Re: [lustre-discuss] separate SSD only filesystem including HDD

Patrick Farrell Tue, 28 Aug 2018 08:37:31 -0700

Hmm – It’s possible you’ve got an issue, but I think more likely is that your 
chosen benchmarks aren’t capable of showing the higher speed.


I’m not really sure about your fio test - writing 4K random blocks will be 
relatively slow and might not speed up with more disks, but I can’t speak to it 
in detail for fio.  I would try a much larger size and possibly more processes 
(is numjobs the number of concurrent processes?)…

But I am sure about your other two:
Both of those tests (dd and cp) are single threaded, and if they’re running to 
Lustre (rather than to the ZFS volume directly), 1.3 GB/s is around the maximum 
expected speed.  On a recent Xeon, one process can write a maximum of about 
1-1.5 GB/s to Lustre, depending on various details.  Improving disk speed won’t 
affect that limit for one process, it’s a client side thing.  Try several 
processes at once, ideally from multiple clients (and definitely writing to 
multiple files), if you really want to see your OST bandwidth limit.

Also, a block size of 10GB is *way* too big for DD and will harm performance.  
It’s going to cause slowdown vs a smaller block size, like 16M or something.

There’s also limit on how fast /dev/zero can be read, especially with really 
large block sizes [it cannot provide 10 GiB of zeroes at a time, that’s why you 
had to add the “fullblock” flag, which is doing multiple reads (and writes)].  
Here’s a quick sample on a system here, writing to /dev/null (so there is no 
real limit on the write bandwidth of the destination):
dd if=/dev/zero bs=10G of=/dev/null count=1
0+1 records in
0+1 records out
2147479552 bytes (2.1 GB, 2.0 GiB) copied, 1.66292 s, 1.3 GB/s

Notice that 1.3 GB/s, the same as your result.

Try 16M instead:
saturn-p2:/lus # dd if=/dev/zero bs=16M of=/dev/null count=1024
1024+0 records in
1024+0 records out
17179869184 bytes (17 GB, 16 GiB) copied, 7.38402 s, 2.3 GB/s

Also note that multiple dds reading from /dev/zero will run in to issues with 
the bandwidth of /dev/zero.  /dev/zero is different than most people assume – 
One would think it just magically spews zeroes at any rate needed, but it’s not 
really designed to be read at high speed and actually isn’t that fast.  If you 
really want to test high speed storage, you may need a tool that allocates 
memory and writes that out, not just dd.  (ior is one example)

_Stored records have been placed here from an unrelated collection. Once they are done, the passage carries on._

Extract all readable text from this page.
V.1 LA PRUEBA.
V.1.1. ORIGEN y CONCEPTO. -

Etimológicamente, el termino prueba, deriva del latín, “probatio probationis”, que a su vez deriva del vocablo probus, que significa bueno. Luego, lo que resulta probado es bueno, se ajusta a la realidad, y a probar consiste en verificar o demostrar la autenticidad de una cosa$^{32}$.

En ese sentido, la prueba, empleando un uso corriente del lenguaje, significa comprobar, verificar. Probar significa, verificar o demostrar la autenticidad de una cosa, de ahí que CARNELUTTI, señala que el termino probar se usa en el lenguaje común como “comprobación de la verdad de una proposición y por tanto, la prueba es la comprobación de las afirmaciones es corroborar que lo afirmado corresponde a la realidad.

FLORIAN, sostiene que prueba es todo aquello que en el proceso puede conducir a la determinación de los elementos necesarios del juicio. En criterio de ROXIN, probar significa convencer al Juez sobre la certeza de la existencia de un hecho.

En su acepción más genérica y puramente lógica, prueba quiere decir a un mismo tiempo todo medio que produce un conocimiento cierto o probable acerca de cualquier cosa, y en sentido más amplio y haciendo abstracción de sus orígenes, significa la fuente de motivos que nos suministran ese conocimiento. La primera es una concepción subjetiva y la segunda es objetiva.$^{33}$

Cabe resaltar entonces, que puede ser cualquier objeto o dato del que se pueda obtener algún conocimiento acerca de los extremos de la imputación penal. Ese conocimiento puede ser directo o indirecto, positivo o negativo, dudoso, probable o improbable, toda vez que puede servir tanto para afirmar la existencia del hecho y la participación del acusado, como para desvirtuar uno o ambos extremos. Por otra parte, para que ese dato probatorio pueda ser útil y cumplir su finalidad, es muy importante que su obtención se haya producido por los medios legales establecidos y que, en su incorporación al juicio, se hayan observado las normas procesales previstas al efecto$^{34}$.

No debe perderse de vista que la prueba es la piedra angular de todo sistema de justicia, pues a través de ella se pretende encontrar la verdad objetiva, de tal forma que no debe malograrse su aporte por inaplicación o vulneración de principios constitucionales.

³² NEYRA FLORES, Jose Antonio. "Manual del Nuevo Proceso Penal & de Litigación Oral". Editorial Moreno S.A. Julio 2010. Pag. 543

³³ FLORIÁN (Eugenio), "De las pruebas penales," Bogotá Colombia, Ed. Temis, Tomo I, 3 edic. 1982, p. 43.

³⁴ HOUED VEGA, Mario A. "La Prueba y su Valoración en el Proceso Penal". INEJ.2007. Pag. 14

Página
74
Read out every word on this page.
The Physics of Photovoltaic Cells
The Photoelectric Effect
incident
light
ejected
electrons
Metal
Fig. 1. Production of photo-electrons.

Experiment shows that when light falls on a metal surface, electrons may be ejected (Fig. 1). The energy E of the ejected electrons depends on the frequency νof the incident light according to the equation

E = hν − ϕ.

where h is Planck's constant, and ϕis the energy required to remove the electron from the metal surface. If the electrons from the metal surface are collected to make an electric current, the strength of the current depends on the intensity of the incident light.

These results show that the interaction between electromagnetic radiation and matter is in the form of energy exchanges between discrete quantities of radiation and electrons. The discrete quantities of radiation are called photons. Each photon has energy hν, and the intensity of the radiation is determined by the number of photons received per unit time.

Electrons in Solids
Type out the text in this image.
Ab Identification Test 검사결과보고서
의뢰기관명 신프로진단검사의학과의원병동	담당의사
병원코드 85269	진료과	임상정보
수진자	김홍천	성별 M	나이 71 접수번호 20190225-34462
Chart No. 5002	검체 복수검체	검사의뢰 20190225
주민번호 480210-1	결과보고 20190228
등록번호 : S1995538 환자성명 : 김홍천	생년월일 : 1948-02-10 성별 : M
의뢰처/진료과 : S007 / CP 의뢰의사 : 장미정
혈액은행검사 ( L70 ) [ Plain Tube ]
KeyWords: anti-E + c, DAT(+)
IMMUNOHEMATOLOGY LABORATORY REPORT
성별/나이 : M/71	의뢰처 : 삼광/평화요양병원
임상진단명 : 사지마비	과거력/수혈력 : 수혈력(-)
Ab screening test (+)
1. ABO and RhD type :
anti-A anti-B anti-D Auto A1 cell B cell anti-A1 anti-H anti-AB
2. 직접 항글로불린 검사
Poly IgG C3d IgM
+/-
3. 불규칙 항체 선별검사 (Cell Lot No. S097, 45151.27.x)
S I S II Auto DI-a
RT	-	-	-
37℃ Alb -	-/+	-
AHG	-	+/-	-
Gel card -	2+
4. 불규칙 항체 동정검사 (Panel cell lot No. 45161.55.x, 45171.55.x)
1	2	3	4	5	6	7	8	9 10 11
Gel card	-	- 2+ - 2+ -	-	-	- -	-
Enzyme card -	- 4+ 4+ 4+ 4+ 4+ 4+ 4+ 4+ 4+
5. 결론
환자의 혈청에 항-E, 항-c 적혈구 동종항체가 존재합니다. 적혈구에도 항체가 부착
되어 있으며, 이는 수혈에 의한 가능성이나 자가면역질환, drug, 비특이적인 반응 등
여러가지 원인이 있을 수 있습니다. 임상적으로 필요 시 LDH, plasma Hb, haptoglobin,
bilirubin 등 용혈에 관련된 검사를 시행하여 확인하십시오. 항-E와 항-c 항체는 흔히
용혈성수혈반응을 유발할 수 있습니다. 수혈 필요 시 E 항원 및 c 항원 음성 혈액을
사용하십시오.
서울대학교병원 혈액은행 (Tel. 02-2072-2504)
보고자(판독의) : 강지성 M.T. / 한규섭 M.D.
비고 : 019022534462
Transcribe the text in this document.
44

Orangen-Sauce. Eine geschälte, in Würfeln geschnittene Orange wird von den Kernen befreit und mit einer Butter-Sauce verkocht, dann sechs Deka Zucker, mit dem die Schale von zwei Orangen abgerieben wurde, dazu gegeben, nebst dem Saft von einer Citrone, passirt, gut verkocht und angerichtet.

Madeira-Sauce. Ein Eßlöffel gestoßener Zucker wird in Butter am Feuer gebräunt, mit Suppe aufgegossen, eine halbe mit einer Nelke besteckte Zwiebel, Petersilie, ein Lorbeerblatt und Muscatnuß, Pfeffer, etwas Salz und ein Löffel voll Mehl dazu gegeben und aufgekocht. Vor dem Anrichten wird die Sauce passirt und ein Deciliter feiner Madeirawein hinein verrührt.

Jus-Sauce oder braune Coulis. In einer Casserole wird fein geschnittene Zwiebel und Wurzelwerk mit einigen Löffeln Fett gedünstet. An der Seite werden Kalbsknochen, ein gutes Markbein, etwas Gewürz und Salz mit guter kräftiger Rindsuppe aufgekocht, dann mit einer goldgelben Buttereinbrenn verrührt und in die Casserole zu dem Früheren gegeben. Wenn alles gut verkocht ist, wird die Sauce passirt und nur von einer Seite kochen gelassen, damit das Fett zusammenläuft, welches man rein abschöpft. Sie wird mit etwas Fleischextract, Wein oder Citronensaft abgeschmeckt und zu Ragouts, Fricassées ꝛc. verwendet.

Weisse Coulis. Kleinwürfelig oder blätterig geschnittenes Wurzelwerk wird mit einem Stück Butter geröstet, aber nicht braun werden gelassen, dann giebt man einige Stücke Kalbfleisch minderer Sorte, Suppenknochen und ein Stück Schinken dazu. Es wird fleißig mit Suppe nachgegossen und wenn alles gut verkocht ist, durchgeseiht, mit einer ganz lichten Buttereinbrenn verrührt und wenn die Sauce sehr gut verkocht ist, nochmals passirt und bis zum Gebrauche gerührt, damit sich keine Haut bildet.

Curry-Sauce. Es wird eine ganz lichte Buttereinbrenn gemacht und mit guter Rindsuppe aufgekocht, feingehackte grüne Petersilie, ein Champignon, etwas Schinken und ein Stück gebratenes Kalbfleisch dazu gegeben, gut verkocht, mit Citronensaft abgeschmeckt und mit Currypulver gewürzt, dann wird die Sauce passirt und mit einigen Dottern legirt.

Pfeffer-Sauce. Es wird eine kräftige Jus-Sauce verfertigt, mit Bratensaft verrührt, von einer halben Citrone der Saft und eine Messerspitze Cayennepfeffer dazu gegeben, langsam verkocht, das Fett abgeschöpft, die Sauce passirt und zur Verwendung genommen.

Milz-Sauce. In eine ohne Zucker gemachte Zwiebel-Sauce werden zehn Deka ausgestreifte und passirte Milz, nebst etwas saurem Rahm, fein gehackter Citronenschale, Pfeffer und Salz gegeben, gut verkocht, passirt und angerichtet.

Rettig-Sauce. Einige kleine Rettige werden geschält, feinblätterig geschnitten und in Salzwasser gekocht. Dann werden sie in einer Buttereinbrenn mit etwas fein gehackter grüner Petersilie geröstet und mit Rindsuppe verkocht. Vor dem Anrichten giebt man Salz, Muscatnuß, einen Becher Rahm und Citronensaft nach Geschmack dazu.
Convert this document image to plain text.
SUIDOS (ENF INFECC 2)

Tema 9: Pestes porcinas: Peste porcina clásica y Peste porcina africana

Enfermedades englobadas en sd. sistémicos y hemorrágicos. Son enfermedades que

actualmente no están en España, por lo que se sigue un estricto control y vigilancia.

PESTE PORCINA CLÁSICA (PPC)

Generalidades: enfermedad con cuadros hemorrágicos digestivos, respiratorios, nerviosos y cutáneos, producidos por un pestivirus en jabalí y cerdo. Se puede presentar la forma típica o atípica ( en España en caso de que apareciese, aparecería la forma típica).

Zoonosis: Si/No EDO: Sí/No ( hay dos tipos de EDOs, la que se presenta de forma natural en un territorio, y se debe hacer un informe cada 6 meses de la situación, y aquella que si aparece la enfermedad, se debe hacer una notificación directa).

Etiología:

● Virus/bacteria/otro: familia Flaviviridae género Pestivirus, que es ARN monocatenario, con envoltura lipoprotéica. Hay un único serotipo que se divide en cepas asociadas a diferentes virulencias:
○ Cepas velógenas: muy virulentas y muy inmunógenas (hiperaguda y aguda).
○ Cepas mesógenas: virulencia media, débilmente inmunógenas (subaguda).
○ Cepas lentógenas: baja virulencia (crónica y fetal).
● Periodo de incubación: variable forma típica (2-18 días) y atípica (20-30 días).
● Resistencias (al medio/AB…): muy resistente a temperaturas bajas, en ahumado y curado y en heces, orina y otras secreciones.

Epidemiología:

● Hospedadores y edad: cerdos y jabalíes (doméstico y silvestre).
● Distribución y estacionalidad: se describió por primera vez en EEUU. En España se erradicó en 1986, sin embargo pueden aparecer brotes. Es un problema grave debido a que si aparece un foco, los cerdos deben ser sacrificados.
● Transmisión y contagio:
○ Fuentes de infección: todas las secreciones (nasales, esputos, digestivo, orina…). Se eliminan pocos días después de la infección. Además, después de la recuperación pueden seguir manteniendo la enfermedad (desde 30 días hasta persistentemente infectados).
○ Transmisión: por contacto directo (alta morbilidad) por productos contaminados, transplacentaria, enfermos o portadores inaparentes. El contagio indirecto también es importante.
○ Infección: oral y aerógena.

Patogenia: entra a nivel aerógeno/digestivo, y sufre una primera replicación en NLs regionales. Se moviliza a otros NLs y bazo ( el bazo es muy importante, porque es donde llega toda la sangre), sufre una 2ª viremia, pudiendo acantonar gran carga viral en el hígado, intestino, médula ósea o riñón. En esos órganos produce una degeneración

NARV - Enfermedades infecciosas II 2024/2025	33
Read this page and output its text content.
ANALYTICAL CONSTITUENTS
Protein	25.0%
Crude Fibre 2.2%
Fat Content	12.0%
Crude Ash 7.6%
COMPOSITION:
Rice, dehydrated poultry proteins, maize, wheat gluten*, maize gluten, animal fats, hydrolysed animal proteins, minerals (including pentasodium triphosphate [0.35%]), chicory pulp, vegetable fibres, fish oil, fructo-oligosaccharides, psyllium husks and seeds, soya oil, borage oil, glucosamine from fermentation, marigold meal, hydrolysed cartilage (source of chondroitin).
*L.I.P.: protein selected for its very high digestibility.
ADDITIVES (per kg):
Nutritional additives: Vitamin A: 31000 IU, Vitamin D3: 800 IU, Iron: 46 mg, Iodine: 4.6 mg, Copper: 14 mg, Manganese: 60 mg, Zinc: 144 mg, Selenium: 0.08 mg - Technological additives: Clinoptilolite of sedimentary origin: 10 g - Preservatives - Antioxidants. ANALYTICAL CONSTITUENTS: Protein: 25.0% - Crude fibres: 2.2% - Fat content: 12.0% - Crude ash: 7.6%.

From: Zeeshan Ali Shah <[email protected]>
Date: Tuesday, August 28, 2018 at 9:52 AM
To: Patrick Farrell <[email protected]>
Cc: "[email protected]" <[email protected]>
Subject: Re: [lustre-discuss] separate SSD only filesystem including HDD

1) fio --name=randwrite --ioengine=libaio --iodepth=1 --rw=randwrite --bs=4k 
--direct=0 --size=20G --numjobs=4 --runtime=240 --group_reporting

2) time cp x x2

3) and dd if=/dev/zero of=/ssd/d.data bs=10G count=4 iflag=fullblock

any other way to test this plz let me know

/Zee



On Tue, Aug 28, 2018 at 3:54 PM Patrick Farrell 
<[email protected]<mailto:[email protected]>> wrote:
How are you measuring write speed?

________________________________
From: lustre-discuss 
<[email protected]<mailto:[email protected]>>
 on behalf of Zeeshan Ali Shah 
<[email protected]<mailto:[email protected]>>
Sent: Tuesday, August 28, 2018 1:30:03 AM
To: [email protected]<mailto:[email protected]>
Subject: [lustre-discuss] separate SSD only filesystem including HDD

Dear All, I recently deployed 10PB+ Lustre solution which is working fine.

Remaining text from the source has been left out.